How Are Capital Gains Calculated on Real Property Depreciation?

By: Bryan Keythman

Depreciation increases your capital gain when you sell an investment property.

Office Building 29 image by Antony McAulay from

Depreciation is a tax deduction that accounts for wear and tear on your investment property. Although depreciation offers a tax break while you own real property, it increases your overall capital gain when you sell it. A capital gain is the difference between your property’s sales price and its adjusted basis, which is its original cost minus accumulated depreciation. The process of paying taxes on previously deducted depreciation is called depreciation recapture.

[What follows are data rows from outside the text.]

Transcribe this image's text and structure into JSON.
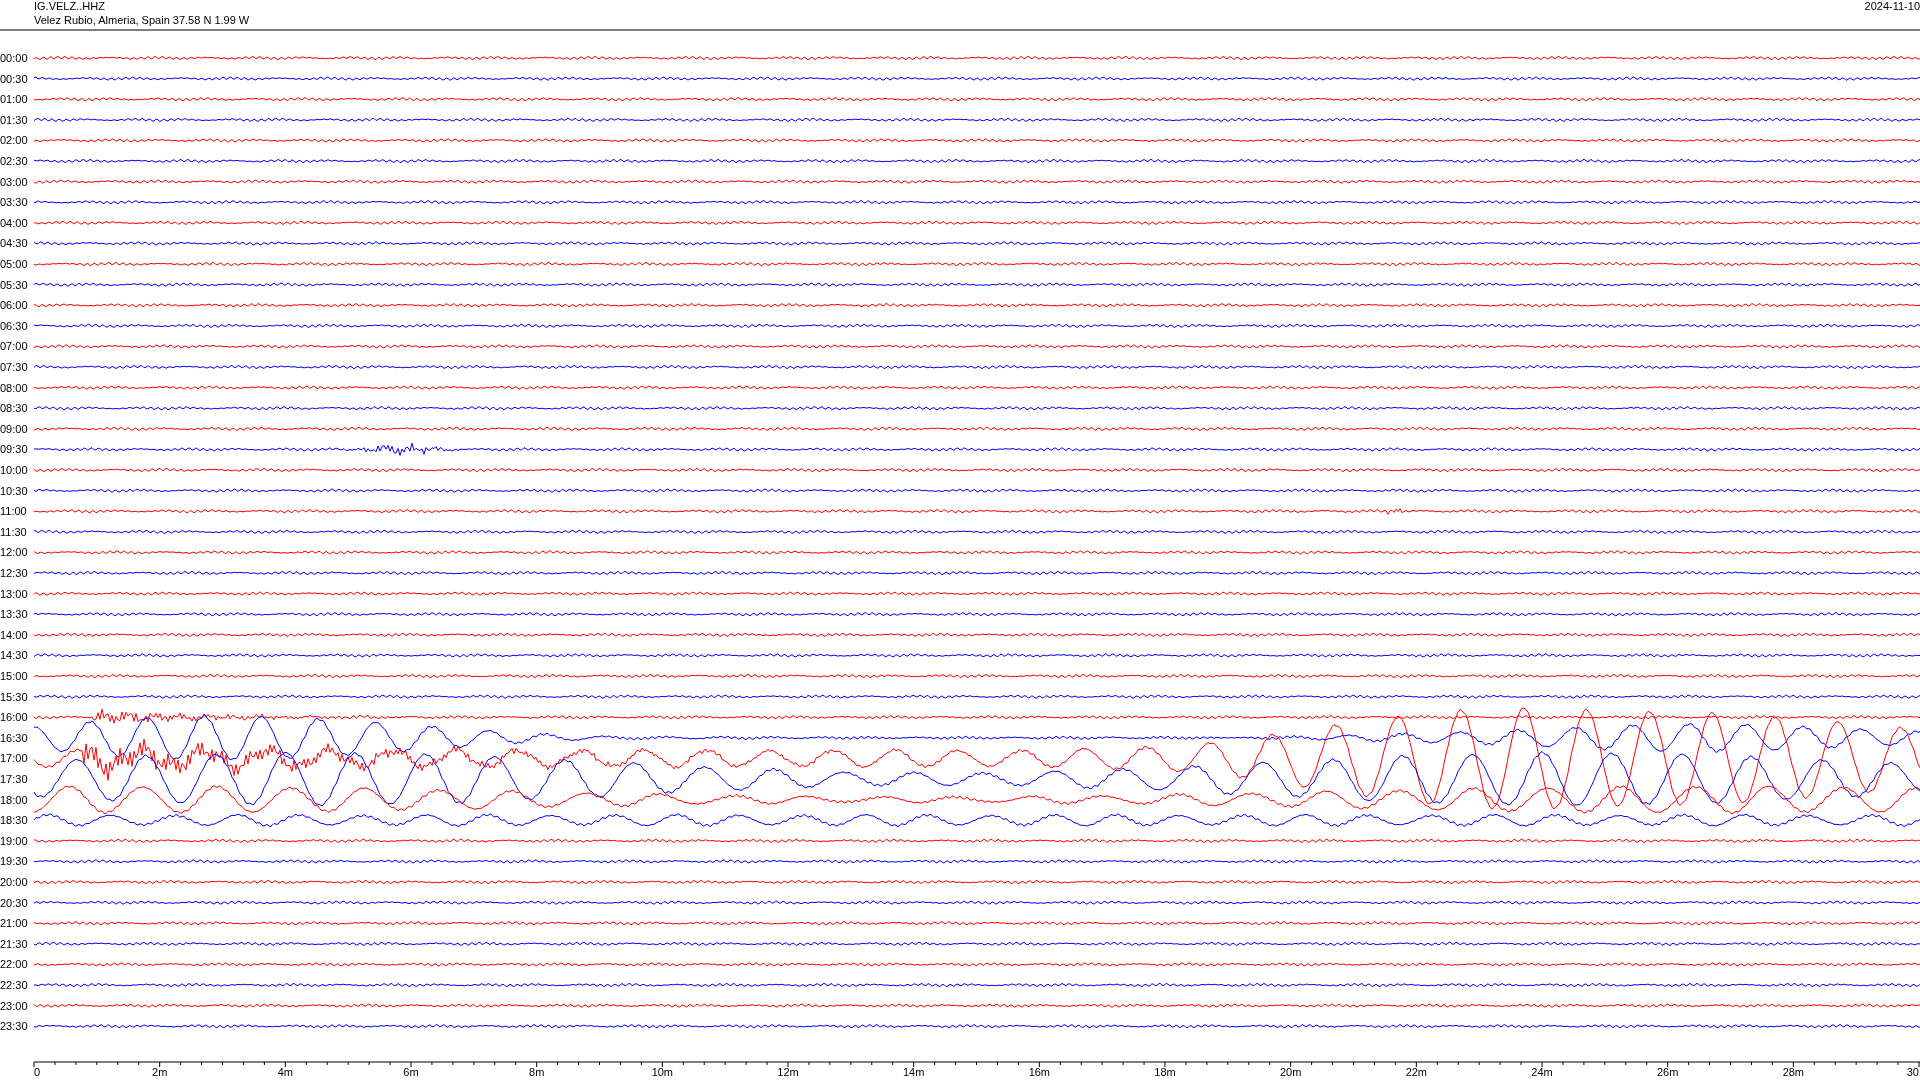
{
  "header": {
    "station": "IG.VELZ..HHZ",
    "location": "Velez Rubio, Almeria, Spain  37.58 N 1.99 W",
    "date": "2024-11-10"
  },
  "rows": [
    {
      "label": "00:00",
      "color": "#ff0000"
    },
    {
      "label": "00:30",
      "color": "#0000ff"
    },
    {
      "label": "01:00",
      "color": "#ff0000"
    },
    {
      "label": "01:30",
      "color": "#0000ff"
    },
    {
      "label": "02:00",
      "color": "#ff0000"
    },
    {
      "label": "02:30",
      "color": "#0000ff"
    },
    {
      "label": "03:00",
      "color": "#ff0000"
    },
    {
      "label": "03:30",
      "color": "#0000ff"
    },
    {
      "label": "04:00",
      "color": "#ff0000"
    },
    {
      "label": "04:30",
      "color": "#0000ff"
    },
    {
      "label": "05:00",
      "color": "#ff0000"
    },
    {
      "label": "05:30",
      "color": "#0000ff"
    },
    {
      "label": "06:00",
      "color": "#ff0000"
    },
    {
      "label": "06:30",
      "color": "#0000ff"
    },
    {
      "label": "07:00",
      "color": "#ff0000"
    },
    {
      "label": "07:30",
      "color": "#0000ff"
    },
    {
      "label": "08:00",
      "color": "#ff0000"
    },
    {
      "label": "08:30",
      "color": "#0000ff"
    },
    {
      "label": "09:00",
      "color": "#ff0000"
    },
    {
      "label": "09:30",
      "color": "#0000ff"
    },
    {
      "label": "10:00",
      "color": "#ff0000"
    },
    {
      "label": "10:30",
      "color": "#0000ff"
    },
    {
      "label": "11:00",
      "color": "#ff0000"
    },
    {
      "label": "11:30",
      "color": "#0000ff"
    },
    {
      "label": "12:00",
      "color": "#ff0000"
    },
    {
      "label": "12:30",
      "color": "#0000ff"
    },
    {
      "label": "13:00",
      "color": "#ff0000"
    },
    {
      "label": "13:30",
      "color": "#0000ff"
    },
    {
      "label": "14:00",
      "color": "#ff0000"
    },
    {
      "label": "14:30",
      "color": "#0000ff"
    },
    {
      "label": "15:00",
      "color": "#ff0000"
    },
    {
      "label": "15:30",
      "color": "#0000ff"
    },
    {
      "label": "16:00",
      "color": "#ff0000"
    },
    {
      "label": "16:30",
      "color": "#0000ff"
    },
    {
      "label": "17:00",
      "color": "#ff0000"
    },
    {
      "label": "17:30",
      "color": "#0000ff"
    },
    {
      "label": "18:00",
      "color": "#ff0000"
    },
    {
      "label": "18:30",
      "color": "#0000ff"
    },
    {
      "label": "19:00",
      "color": "#ff0000"
    },
    {
      "label": "19:30",
      "color": "#0000ff"
    },
    {
      "label": "20:00",
      "color": "#ff0000"
    },
    {
      "label": "20:30",
      "color": "#0000ff"
    },
    {
      "label": "21:00",
      "color": "#ff0000"
    },
    {
      "label": "21:30",
      "color": "#0000ff"
    },
    {
      "label": "22:00",
      "color": "#ff0000"
    },
    {
      "label": "22:30",
      "color": "#0000ff"
    },
    {
      "label": "23:00",
      "color": "#ff0000"
    },
    {
      "label": "23:30",
      "color": "#0000ff"
    }
  ],
  "x_axis": {
    "labels": [
      "0",
      "2m",
      "4m",
      "6m",
      "8m",
      "10m",
      "12m",
      "14m",
      "16m",
      "18m",
      "20m",
      "22m",
      "24m",
      "26m",
      "28m",
      "30"
    ]
  }
}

You typically must pay a higher tax rate on the portion of your capital gain that comes from depreciation recapture than on the other portion.

Step 1

Determine the price for which you bought and sold an investment property. For example, assume you bought an office building for $1 million and sold it for $1.4 million.

Step 2

Subtract the total depreciation deductions you were allowed to take while you owned your property from the property’s original cost to determine your adjusted basis. Even if you didn’t deduct some depreciation while you owned the property, you must include all the depreciation the Internal Revenue Service allowed you to take in your calculation. In this example, assume you were allowed to take $100,000 in depreciation while you owned the property. Subtract $100,000 from $1 million to get a $900,000 adjusted basis.

Step 3

Subtract your adjusted basis from your selling price to determine your total capital gain. In this example, subtract $900,000 from $1.4 million to get a $500,000 capital gain.

Step 4

Subtract your accumulated depreciation from your total capital gain to determine the portion that is a regular capital gain, which typically receives favorable tax treatment. The portion from accumulated depreciation is your depreciation recapture, on which you typically pay a higher rate. Concluding the example, subtract $100,000 from $500,000 to get $400,000. This means that $400,000 of your total capital gain will be taxed as a regular capital gain and $100,000 will be taxed as depreciation recapture.


  • The specific tax rates you must pay on depreciation recapture and on your remaining gain depend on your particular tax bracket among other factors. Consult an accountant to determine how much tax you owe on the sale of your specific investment property.